Especialista da ONU defende renda mínima universal durante crise do coronavírus

Em entrevista à RFI, o especialista independente da ONU, Juan Pablo Bohoslavsky, defende, durante a crise econômica provocada pela epidemia de coronavírus, a implementação de uma renda mínima universal de emergência. O salário seria destinado à população mais vulnerável, em particular, aos numerosos trabalhadores do setor informal e independentes.

O argentino Juan Pablo Bohoslavsky é especializado em dívida externa e direitos humanos. O especialista da ONU foi entrevistado pela jornalista Lucile Gimberg, da redação de língua espanhola da RFI.

RFI: Quais são as medidas imediatas que os Estados devem adotar para enfrentar as dificuldades econômicas e sociais que já estão sendo sentidas devido às medidas de quarentena aplicadas para combater a propagação do coronavírus?

Até agora, muitos países implantaram pacotes de estímulo econômico para que a economia não ficasse completamente paralisada. Eles também propuseram uma série de políticas sociais tentando alcançar os grupos mais vulneráveis. As medidas que, sem dúvida, devem ser implementadas imediatamente são: a proibição total de interromper o fornecimento de serviços públicos, como água e eletricidade; a suspensão do pagamento de dívidas de pessoas que precisam dessa ajudar para enfrentar a crise de Covid-19; e também a proibição de despejos em massa daqueles que não podem pagar os aluguéis.

A magnitude da iminente crise econômica reativou o debate sobre a renda básica universal. Que benefícios esse mecanismo forneceria?

Estabelecer uma renda básica de emergência significa uma transferência direta de dinheiro, sem intervenção de grandes empresas ou bancos, em benefício de pessoas, especialmente de trabalhadores informais e independentes, que nem sequer podem se beneficiar de uma licença de trabalho remunerada, conforme estabelecido por algumas empresas ou Estados. Nesta situação de emergência, esse mecanismo seria mais eficaz do que nunca porque colocaria no bolso de todos uma renda mínima que lhes permitiria, pelo menos, sobreviver nessas circunstâncias. Não esqueçamos que uma grande parte da população economicamente ativa, realiza seu trabalho no mercado informal. Esses homens e mulheres não têm empregador e, se não saem para trabalhar, simplesmente não têm nada para alimentar a si mesmos ou a suas próprias famílias. Nessas circunstâncias, acho que essa é uma questão básica, não apenas na perspectiva dos direitos humanos, mas também da estabilidade social.

Essa nova recessão anunciada não seria uma oportunidade de lançar um ‘renascimento econômico’, desta vez sustentável, ao contrário do que ocorreu após a crise financeira de 2008?

Espero que sim. A crise de Covid-19 também deve ser uma ocasião para repensar os padrões e práticas de consumo e, portanto, também os padrões e práticas de produção econômica. É hora de começar a refletir sobre isso, sobre o que está por trás do surgimento ou do reaparecimento de surtos de doenças nos últimos dez ou quinze anos. Por exemplo, ressalto o avanço da produção agroindustrial nas florestas, na selva que gerou contatos sem precedentes com espécies animais e vegetais. Especialistas que trabalham em questões epidemiológicas identificam esse contato como uma das possíveis causas de algumas pandemias. Ao mesmo tempo, confinados em nossos lares, a paralisia da atividade econômica nos confronta com a questão de como se voltar para uma vida menos consumista e mais ecológica.
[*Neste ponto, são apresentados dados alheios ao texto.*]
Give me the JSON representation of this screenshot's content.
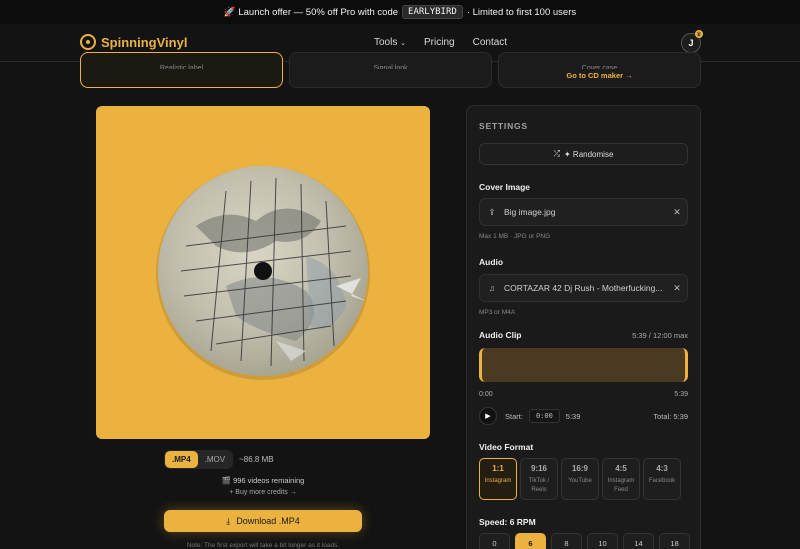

Você pede às instituições financeiras internacionais que apoiem os Estados na luta contra o novo coronavírus. Mas vimos, por exemplo, que o Fundo Monetario Internacional (FMI) negou o pedido de ajuda da Venezuela…
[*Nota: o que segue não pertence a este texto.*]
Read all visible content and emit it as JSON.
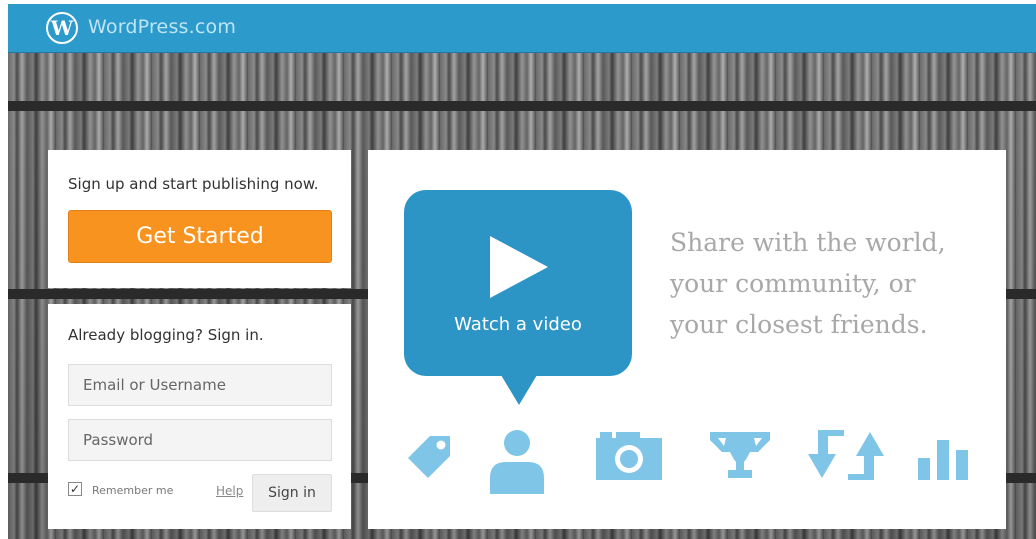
{
  "header": {
    "brand": "WordPress.com",
    "logo_icon": "wordpress-logo-icon"
  },
  "signup": {
    "prompt": "Sign up and start publishing now.",
    "button_label": "Get Started"
  },
  "signin": {
    "title": "Already blogging? Sign in.",
    "email_placeholder": "Email or Username",
    "password_placeholder": "Password",
    "remember_label": "Remember me",
    "remember_checked": true,
    "help_label": "Help",
    "button_label": "Sign in"
  },
  "feature": {
    "video_label": "Watch a video",
    "tagline": [
      "Share with the world,",
      "your community, or",
      "your closest friends."
    ],
    "icons": [
      "tag-icon",
      "person-icon",
      "camera-icon",
      "trophy-icon",
      "reblog-icon",
      "stats-icon"
    ]
  },
  "colors": {
    "topbar": "#2c9bcb",
    "accent_blue": "#2d95c6",
    "icon_blue": "#7ec5e8",
    "button_orange": "#f7931e"
  }
}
Este é um bom momento para instituições internacionais e regionais demonstrarem para que existem. Elas devem colocar seus recursos em movimento para ajudar todos os países que precisam de assistência financeira para enfrentar a crise do coronavírus. Eu expressei minha preocupação com a recusa do FMI ao pedido de ajuda financeira da Venezuela para fortalecer seus sistemas de detecção de coronavírus. Uma rejeição que foi baseada no fato de que não haveria clareza sobre o reconhecimento da legitimidade do governo venezuelano. Acredito que não é o momento de formular ou levantar discussões sobre essa questão do direito internacional, mas de concentrar os esforços, tanto dos governos quanto das instituições financeiras internacionais, para proteger a saúde e a vida da população de todos os países.